Une fois de plus, les instituts de sondage et les médias qui les prennent pour des références scientifiques se sont lourdement trompés. Nicolas Sarkozy était réputé par eux avoir la faveur des militants du parti Les Républicains ; Alain Juppé semblait le candidat des sympathisants. Les 4 millions d’électeurs de la primaire en ont décidé autrement après avoir pris en compte trois débats télévisés passionnants.
Le dimanche 20 au soir, François Fillon (44,1 %) s’est imposé très nettement devant Alain Juppé (28,6 %), qui a laissé loin derrière lui Nicolas Sarkozy (20,6 %). Ce dernier a reconnu son élimination aussitôt en appelant à voter Fillon au second tour (de même que Bruno Le Maire, 2,4 %). Les raisons de la victoire de son ancien Premier ministre ? Elles sont difficiles à discerner car les primaires sont organisées par des formations politiques et ne peuvent être comparées à des élections générales. Il y aura des candidats hors primaires qui espèrent surprendre eux aussi. Ce n’est même pas la primaire des électeurs de droite car de nombreux (15 % ?) militants de gauche sont venus voter en faveur d’Alain Juppé pour éliminer Nicolas Sarkozy. On évoque aussi la participation de militants du Front national (10 % ?).
Cependant, l’écart entre François Fillon et ses rivaux est trop important pour que ces voix extérieures aient joué un rôle décisif.

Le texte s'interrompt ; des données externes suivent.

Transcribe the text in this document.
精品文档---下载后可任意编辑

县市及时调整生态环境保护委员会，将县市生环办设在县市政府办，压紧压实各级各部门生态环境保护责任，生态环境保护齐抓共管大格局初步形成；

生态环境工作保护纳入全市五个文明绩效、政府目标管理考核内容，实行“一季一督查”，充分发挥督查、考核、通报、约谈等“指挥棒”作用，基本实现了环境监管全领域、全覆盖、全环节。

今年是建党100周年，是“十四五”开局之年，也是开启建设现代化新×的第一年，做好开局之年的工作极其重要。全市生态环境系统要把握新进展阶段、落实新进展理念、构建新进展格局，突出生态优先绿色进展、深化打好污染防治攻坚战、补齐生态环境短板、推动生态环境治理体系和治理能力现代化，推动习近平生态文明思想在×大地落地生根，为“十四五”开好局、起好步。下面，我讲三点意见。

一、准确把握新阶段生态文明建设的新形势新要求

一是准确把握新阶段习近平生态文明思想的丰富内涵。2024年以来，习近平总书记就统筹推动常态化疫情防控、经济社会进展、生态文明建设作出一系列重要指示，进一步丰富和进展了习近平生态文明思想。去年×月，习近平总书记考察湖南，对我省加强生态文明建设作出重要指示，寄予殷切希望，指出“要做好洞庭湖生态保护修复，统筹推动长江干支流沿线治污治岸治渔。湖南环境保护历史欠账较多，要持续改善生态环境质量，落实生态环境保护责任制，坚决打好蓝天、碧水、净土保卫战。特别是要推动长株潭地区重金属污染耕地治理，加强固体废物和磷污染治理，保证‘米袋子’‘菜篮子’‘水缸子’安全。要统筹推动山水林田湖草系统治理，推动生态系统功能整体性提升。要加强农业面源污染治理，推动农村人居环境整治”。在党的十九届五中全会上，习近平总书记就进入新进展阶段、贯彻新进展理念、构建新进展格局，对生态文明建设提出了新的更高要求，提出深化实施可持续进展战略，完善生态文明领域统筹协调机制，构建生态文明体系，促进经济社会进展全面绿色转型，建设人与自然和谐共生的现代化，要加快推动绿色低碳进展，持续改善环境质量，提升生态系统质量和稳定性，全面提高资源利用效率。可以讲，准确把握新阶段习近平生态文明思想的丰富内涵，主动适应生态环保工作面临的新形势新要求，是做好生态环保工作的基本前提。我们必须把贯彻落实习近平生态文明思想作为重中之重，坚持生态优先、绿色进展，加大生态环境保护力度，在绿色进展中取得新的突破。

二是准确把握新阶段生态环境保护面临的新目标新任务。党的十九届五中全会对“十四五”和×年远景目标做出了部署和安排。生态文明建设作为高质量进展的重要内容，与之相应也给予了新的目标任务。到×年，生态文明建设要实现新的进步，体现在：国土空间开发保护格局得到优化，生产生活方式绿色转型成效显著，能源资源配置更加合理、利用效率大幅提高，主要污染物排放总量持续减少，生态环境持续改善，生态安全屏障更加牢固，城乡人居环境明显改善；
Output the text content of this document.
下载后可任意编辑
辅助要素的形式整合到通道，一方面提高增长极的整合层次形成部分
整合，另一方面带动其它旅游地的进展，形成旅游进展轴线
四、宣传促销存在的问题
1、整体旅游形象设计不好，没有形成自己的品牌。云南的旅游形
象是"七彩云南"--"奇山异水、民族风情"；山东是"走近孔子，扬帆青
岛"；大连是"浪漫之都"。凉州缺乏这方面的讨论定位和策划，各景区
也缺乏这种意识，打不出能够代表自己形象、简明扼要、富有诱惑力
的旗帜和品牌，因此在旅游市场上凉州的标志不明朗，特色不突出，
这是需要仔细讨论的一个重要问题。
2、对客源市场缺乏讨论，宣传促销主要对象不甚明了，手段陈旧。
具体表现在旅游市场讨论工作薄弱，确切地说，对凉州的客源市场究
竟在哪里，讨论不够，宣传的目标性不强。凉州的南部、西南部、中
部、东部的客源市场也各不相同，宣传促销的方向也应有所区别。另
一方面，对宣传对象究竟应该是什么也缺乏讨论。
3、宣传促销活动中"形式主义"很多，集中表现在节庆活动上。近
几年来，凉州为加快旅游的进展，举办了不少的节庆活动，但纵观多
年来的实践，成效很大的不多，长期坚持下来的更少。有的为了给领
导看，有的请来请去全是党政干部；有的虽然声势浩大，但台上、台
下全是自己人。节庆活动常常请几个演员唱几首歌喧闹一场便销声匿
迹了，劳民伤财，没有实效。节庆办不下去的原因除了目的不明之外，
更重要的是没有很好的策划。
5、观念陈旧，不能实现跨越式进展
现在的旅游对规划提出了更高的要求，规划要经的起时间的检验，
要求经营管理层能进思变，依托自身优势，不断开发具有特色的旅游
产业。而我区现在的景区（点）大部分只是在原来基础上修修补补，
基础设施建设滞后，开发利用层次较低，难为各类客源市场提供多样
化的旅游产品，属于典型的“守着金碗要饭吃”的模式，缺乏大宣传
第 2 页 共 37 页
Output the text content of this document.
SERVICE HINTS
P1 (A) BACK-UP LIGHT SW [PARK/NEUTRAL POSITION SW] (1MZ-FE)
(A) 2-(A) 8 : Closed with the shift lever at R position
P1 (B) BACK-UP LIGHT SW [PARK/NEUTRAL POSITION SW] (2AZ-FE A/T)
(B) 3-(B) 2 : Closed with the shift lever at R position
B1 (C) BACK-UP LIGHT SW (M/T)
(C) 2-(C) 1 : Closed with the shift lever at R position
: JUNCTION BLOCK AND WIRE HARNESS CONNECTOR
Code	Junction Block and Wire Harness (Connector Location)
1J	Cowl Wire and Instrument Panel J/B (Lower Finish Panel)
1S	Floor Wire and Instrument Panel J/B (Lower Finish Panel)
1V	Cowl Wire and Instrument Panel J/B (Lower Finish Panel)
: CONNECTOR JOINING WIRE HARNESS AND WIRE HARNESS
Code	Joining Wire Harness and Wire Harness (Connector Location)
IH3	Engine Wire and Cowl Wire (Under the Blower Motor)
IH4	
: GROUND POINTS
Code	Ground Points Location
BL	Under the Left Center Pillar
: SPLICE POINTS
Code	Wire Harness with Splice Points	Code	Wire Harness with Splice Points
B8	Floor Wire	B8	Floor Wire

Les médias soulignent les différences d’image à l’intention d’électeurs qui se laisseraient nécessairement prendre aux jeux de scène. Comme les électeurs montrent ces temps-ci, en France et à l’étranger, qu’ils ne sont pas dupes des « petites phrases », comme les sondages semblent provoquer des effets inverses de ce qu’ils annoncent, il n’est pas invraisemblable de penser que les électeurs ont choisi celui qui leur semble capable d’être un homme d’État. Ancien président de la République, Nicolas Sarkozy a fait une campagne de militant politique axée sur les questions identitaires, se plaçant trop vite dans la perspective d’une compétition avec la candidate du Front national.
Ancien Premier ministre de Jacques Chirac, Alain Juppé semble pénalisé par une très longue carrière alors que François Fillon est étranger à toutes les « vieilles affaires ». Le soutien immédiat de Nathalie Kosciusko-Morizet (2,6 %) à Alain Juppé ne fait que renforcer l’ambiguïté de certains aspects du programme sociétal de celui-ci.
Quel est le programme de François Fillon ? Face au terrorisme, il souhaite reprendre l’idée de la déchéance de nationalité, veut interdire le territoire aux djihadistes partis combattre au Moyen-Orient et prévoit la construction de 16 000 places de prison. Son programme économique est axé sur l’autorité : réduction drastique du nombre de fonctionnaires, révision du statut de la fonction publique et augmentation du temps de travail des fonctionnaires dans le cadre d’une réduction des dépenses publiques de 100 milliards d’euros par an (c’est là-dessus que les juppéistes ont décidé d’attaquer en jugeant notamment le chiffre de 500 000 emplois statuaires à supprimer irréaliste).
Sur le plan social, François Fillon veut supprimer la référence des 35 heures et simplifier le droit du travail pour privilégier la négociation dans l’entreprise et au niveau des branches. Déclarant que « la famille est au fondement de la société », il souhaite que les « règles concernant la filiation » soient réexaminées, que les sanctions contre la propagande sur la GPA soient renforcées et que les familles cessent d’être fiscalement pénalisées.
Beaucoup dépend encore de la participation au second tour de la primaire.